You all have special memories of our friend Norman Hibdige but I want to try and recall his accolades as I knew him, an unsung member of Curdridge. In the early days pennies made pounds. There was so much going on in village life, collecting for the guide dogs for the blind was his treasured charity, followed by scouts and Curdridge show for the upkeep of the Reading Room.  He arranged for the collections of silver paper, ring pulls from coke cans, milk bottle tops these were all weighed in to make money for the training of guide dogs, whereas like many others, his garage would be full of paper as a few pounds could be raised by baling up paper and selling it by the ton.

His work at the Ordinance Office probably made him the perfectionist that he was and this showed in everything he did, from his garden, the envy of many, to his work as a Parish Councillor and onto Winchester District Council where his service excelled. He was awarded the honourable position as Mayor of Winchester in 1997-1998, as a thank you to his services.  We in Curdridge shared that year with both Norman and Dora; we were invited to Abbey House and various functions. They tried to include all of the village organisations, as well as family and friends.

Norman worked tirelessly for the liberal party and must have walked around Curdridge so many times delivering leaflets. their home was party  HQ at election time, and still Dora coped with all the upheaval and comings and goings. At one time you may have thought Curdridge was true blue .That didn’t matter, we all liked Norman and he would win every time. He was such a decent man, honest and said it, as it was. Norman was a good listener and one of the most difficult rolls as a Councillor is to hear both sides and make a judgement without upsetting either. He was a good mediator, and helped many people with their problems. As a fellow parish councillor, I relied on Norman for his experience and valued his input. He probably knew more about Whitley and its development than any other member of Winchester City council having been a committee member since its inception some 40 years ago.
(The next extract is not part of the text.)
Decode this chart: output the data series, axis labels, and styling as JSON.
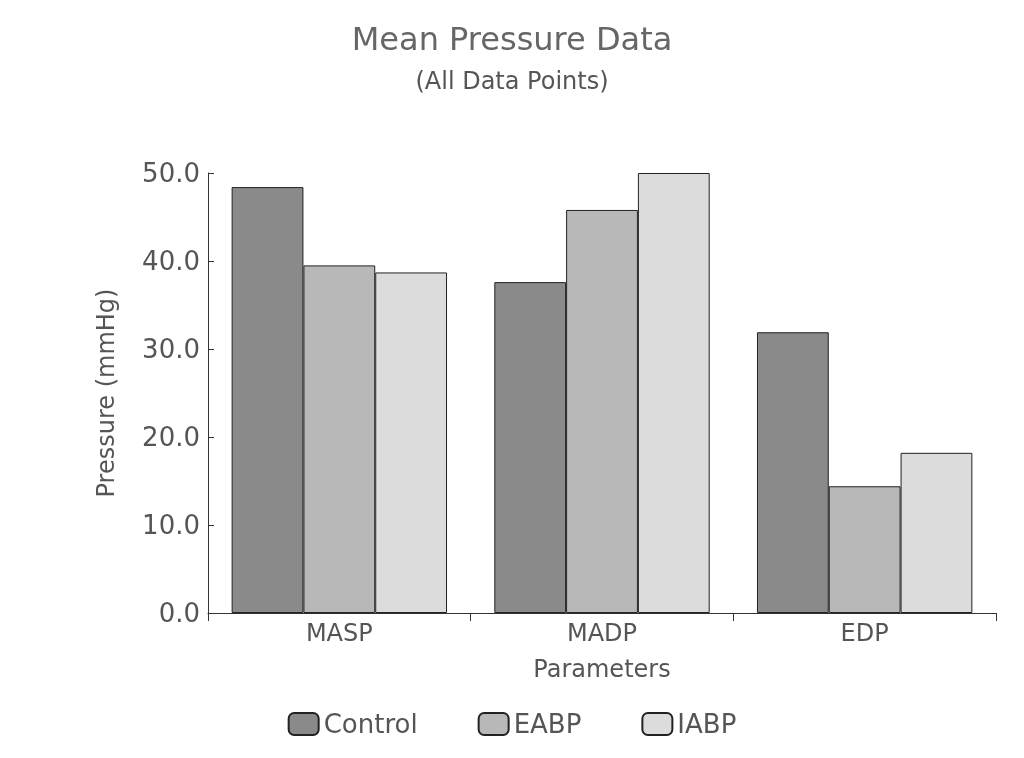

At the Parish annual meeting we would always rely on Dora to come in and make the tea.

Curdridge show horticultural tent. This was Norman’s Chelsea Flower show! Both he and Dora made the task look like a doddle but the work that went on behind the scenes and Norman’s perfection, his checking and cross checking entrees and all the cards being made up, the tables all had to be measured and covered. It really was a delight to see when all was laid out waiting to be judged.

Norman enjoyed life and was determined to preserve the cultural enjoyment for other generations. He even elected to trial a new drug so as to help others.  He was always ready to help and was a minibus driver for the friendship club and shopping journeys for many years.

To Norman we can only say thank you, and what a privilege to have known them both. And Dora who has been on autopilot caring for him so dutifully. Even planting the potatoes and beetroot at his latest request. ‘You can plant the beetroot in the greenhouse,’ they all came up,’ how many did you plant,’ the whole packet she replied, probably a little exasperated he said’ well you will have to thin them out’. Right up until then he was making sure all was in order. So I say Farewell to our friend a job well done, a life’s work achieved!